Development of a self-sustaining kW e-class integrated diesel fuel processing system for solid oxide fuel cells

Abstract

Among high temperature fuel cells, solid oxide fuel cells (SOFCs) possess several advantages such as fuel flexibility, high power density, and high-quality waste heat for cogeneration applications. However, if the reformates of hydrocarbon fuel are used to operate SOFCs, sulfur poisoning and carbon deposition is observed. Diesel reformate contains sulfur compounds and residual low-molecular-weight (LMW) hydrocarbons, which are formed on the anode of the SOFC. In this study, a new type of diesel fuel processing system was introduced for the stable operation of SOFCs. The novel diesel fuel processor contains three different reaction stages: autothermal reforming (ATR), adsorptive desulfurization, and post-reforming.
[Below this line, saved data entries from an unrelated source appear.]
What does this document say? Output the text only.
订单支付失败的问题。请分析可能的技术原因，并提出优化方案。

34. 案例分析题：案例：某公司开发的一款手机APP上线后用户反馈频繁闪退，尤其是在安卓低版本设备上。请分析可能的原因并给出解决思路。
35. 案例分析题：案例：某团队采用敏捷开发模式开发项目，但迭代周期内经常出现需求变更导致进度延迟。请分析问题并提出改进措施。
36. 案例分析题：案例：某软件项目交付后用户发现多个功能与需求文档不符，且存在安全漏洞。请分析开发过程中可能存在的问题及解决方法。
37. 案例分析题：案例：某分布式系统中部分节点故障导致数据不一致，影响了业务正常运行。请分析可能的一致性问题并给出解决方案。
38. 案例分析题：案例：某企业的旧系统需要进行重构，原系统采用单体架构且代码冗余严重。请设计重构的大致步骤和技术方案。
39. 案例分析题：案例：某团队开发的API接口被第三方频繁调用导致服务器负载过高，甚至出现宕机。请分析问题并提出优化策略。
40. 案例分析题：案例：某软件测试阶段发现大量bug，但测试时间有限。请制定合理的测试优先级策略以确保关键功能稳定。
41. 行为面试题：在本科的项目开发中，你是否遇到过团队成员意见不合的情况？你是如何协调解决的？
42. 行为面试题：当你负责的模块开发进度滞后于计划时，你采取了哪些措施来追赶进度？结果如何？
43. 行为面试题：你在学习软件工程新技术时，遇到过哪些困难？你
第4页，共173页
For the stable operationfof SOFCs, the desulfurization and post-reforming processes are used to eliminate sulfur compounds and residual light hydrocarbons from the diesel reformate. The proposed fuel processor does not require an additional heat exchanger or electrical equipment for the supply of heat or the vaporization of fuel and water. The integrated reactor can be implemented as a self-sustaining reactor due to the exothermic nature of the ATR reaction. The reaction temperature of desulfurization and post-reforming processes are controlled by the arrangement of the reactors and heat exchange through the integrated reactor. The kW e self-sustaining integrated diesel fuel processor was operated for approximately 1000 h, and a reforming efficiency of 60% was achieved. Moreover, the desulfurizer and post-reforming reactor completely removed H 2S and light hydrocarbons from the diesel reformate.